Jaksa Penuntut Umum sudah mendakwa Immanuel dengan Pasal 372 KUHP karena diduga melakukan penggelapan uang. "Perbuatan terdakwa telah merugikan saksi Frans Katha Palayukan dan diancam pidana dalam Pasal 378 KUHPJo. Pasal 64 Ayat (1) KUHP dan Pasal 372 KUHP Jo. Pasal 64 Ayat (1)," kata Jaksa Rumondang Sitorus dalam pembacaan dakwaannya beberapa waktu lalu di Pengadilan Negeri Jakarta Selatan.

Perkara itu berawal saat Frans mendaftarkan diri sebagai calon anggota legislatif dari Partai Gerindra Dapil Sulawesi Selatan III pada 2014. Niat itu didiskusikannya kepada Baharudin Hakim, staf DPR di Senayan. Diskusi tersebut berlanjut dengan penawaran Baharudin untuk mempertemukan Frans dengan salah seorang pegawai negeri sipil (PNS) di Badan Pengawas Keuangan dan Pembangunan (BPKP) yang saat itu diperbantukan di Kantor KPU Pusat, Immanuel Ope Manting.

Dalam pertemuan itu, Frans bercerita seputar pencalonannya sebagai caleg DPR Dapil III Sulsel. Terhadap keluhan Frans, Immanuel berjanji akan membantu Frans sampai menjadi anggota DPR. Menurut pengakuan Immanuel, dirinya  telah berhasil membantu salah seorang anggota DPR periode 2009-2014.

Pada pertemuan selanjutnya sekitar September 2013 di Restoran American Grill, Pondok Indah Mall, Jakarta Selatan, tercapai kesepakatan antara Frans Katha Palayukan dan Immanuel Ope Manting. "Poin perjanjian itu, Frans memberikan uang senilai Rp5.712.085.000,- (lima miliar tujuh ratus dua belas juta delapan puluh lima ribu rupiah) dengan imbalan Immanuel akan membantu suara untuk Frans sebanyak 100.000 (seratus ribu)," kata Rumondang.

Namun saat penghitungan suara, Komisi Pemilihan Umum (KPU) mengumumkan perolehan suara Frans hanya  sebanyak 11.677 suara. Merasa ditipu karena Immanuel tidak memenuhi janjinya sedangkan Frans sudah menyerahkan uang untuk biaya pengurusan bahkan sampai kepada pendaftaran gugatan sengketa di MK. Atas dasar itu, Frans mengadukan Immanuel kepada Polda Metro Jaya dengan tuduhan melakukan penggelapan uang.

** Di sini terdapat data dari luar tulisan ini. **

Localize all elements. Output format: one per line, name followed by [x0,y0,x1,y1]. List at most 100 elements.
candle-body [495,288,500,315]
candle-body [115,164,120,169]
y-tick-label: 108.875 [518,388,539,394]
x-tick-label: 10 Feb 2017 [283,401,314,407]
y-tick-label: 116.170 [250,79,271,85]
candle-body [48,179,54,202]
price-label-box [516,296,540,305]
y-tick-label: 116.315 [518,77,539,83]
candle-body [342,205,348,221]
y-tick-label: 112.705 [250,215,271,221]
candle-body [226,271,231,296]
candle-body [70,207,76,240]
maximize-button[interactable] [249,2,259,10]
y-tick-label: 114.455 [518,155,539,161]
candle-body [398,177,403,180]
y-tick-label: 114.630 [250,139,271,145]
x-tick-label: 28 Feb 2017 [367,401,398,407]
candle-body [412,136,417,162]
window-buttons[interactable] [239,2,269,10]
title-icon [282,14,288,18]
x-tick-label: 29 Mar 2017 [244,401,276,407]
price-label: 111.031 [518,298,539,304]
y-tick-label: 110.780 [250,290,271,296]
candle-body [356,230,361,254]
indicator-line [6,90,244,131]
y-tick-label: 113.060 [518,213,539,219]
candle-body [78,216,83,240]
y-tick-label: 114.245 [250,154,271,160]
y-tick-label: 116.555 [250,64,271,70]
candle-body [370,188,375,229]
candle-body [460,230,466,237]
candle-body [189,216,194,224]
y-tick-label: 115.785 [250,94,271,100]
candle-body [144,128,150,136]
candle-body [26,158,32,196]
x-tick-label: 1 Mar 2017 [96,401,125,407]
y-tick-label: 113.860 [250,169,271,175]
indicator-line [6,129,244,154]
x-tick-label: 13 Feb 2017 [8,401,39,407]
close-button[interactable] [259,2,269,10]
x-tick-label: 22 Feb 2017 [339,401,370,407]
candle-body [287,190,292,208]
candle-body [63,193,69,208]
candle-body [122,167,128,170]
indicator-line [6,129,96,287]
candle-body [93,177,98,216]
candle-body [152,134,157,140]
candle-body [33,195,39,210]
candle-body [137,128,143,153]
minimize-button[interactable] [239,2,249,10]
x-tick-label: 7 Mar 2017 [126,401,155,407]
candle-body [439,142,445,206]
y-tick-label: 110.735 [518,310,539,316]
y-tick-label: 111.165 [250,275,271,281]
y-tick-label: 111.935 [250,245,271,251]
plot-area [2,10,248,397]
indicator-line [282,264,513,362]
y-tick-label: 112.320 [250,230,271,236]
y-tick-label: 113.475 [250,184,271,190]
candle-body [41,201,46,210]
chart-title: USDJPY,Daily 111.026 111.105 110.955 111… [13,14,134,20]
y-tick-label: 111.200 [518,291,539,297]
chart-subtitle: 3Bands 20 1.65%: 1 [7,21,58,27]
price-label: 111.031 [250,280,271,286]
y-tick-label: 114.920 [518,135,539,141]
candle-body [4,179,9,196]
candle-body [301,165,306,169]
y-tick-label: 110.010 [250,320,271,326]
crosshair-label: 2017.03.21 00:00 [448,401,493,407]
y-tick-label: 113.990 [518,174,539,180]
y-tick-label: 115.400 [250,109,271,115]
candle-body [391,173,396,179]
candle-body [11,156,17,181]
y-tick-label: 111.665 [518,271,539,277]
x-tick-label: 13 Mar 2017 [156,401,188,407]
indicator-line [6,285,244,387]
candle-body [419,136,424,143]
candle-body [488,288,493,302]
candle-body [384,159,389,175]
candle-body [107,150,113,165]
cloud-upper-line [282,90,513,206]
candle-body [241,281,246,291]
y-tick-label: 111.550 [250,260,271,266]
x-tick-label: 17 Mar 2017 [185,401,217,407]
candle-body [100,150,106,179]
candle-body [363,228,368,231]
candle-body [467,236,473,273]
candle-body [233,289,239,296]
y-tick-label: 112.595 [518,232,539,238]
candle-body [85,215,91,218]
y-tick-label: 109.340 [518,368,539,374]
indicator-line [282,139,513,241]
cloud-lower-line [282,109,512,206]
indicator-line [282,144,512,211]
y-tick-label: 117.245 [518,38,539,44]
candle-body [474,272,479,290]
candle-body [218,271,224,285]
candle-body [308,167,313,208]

BUKAN PIDANA TAPI PERBUATAN MELAWAN HUKUM - Kuasa hukum terdakwa, Sidik, menyatakan dakwaan jaksa tidak beralasan. Pasalnya, dalam perkara a quo, terdapat perjanjian antara terdakwa dengan saksi H. Frans Katha Palayukan, akan membantu perolehan suara sebanyak 100.000 (seratus ribu) suara, dengan cara mensosialisasikan dan mengawal suaranya di PPS, sampai ke KPU. Padahal Immanuel merupakan PNS yang tidak diperbolehkan menjadi tim sukses sesuai prinsip netralitasnya.

"Dalam perkara ini terdakwa juga merupakan korban bujuk rayu oknum calon anggota legislatif yang bergelimang harta dan kuasa sehingga membuat terdakwa lupa akan statusnya sebagai ASN/PNS," kata Sidik kepada gresnews.com, Jumat (29/4).

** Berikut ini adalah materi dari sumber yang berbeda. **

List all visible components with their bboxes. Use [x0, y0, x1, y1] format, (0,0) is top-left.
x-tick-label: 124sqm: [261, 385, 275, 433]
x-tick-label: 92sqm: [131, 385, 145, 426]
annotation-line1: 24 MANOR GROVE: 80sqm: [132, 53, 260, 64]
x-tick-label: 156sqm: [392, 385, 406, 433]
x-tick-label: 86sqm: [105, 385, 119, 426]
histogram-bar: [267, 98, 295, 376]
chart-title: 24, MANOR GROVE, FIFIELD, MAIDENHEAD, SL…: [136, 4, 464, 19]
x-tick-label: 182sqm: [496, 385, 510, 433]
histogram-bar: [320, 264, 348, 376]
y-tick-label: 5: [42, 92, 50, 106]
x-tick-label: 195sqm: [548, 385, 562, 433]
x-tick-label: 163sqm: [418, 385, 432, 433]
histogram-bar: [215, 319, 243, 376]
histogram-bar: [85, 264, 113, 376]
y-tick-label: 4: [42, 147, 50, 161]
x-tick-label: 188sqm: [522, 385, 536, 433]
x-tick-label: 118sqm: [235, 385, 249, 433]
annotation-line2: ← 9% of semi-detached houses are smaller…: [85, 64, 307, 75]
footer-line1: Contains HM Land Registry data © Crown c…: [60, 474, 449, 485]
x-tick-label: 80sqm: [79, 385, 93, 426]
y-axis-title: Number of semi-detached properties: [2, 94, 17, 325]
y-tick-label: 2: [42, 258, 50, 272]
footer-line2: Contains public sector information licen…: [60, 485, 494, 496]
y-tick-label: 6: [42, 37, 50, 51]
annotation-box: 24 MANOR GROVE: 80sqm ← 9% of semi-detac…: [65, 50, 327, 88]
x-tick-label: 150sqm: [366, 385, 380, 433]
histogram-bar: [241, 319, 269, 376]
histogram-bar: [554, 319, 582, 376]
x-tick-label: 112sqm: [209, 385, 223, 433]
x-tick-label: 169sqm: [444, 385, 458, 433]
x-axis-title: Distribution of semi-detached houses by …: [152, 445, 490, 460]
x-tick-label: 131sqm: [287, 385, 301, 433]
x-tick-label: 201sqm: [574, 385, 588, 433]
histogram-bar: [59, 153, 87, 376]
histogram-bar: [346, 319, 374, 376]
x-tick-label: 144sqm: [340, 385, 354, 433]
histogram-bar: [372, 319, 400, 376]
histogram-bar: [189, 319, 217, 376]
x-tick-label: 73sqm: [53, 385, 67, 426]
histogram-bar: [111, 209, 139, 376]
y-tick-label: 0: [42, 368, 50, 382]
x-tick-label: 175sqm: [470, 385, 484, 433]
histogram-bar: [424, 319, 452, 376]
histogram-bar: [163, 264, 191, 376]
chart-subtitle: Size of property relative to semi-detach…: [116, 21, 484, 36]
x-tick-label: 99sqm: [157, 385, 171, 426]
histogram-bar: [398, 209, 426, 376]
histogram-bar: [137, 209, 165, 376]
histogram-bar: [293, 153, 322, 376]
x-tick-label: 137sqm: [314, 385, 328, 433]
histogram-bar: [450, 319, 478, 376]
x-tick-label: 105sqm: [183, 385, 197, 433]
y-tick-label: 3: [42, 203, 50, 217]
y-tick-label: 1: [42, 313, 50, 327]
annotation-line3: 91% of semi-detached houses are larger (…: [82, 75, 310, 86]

Kerena itu, kata Sidik, Jaksa tidak cermat dalam membuat dakwaannya dengan mendakwa melakukan penggelapan uang. Menurutnya perjanjian yang terdakwa buat dengan Frans batal demi hukum karena kliennya sebagai PNS yang sedang bekerja di KPU dan tidak boleh berpolitik.

"Karena itu perjanjian yang terdakwa buat dengan saksi Frans batal demi hukum," tutur Sidik. Jika demikian maka perolehan uang yang didapatkan terdakwa dari saksi H. Frans Katha Palayukan tidak ada unsur penggelapan sebagaimana didakwakan jaksa.

Bahkan Sidik menyatakan perbuatan terdakwa tersebut bukanlah perbuatan penggelapan melainkan suatu perbuatan melawan hukum berupa penyalahgunaan jabatan dan melanggar prinsip netralitas PNS. "Perbuatan terdakwa bukan merupakan suatu tindak pidana melainkan suatu perbuatan melawan hukum," ujar Sidik.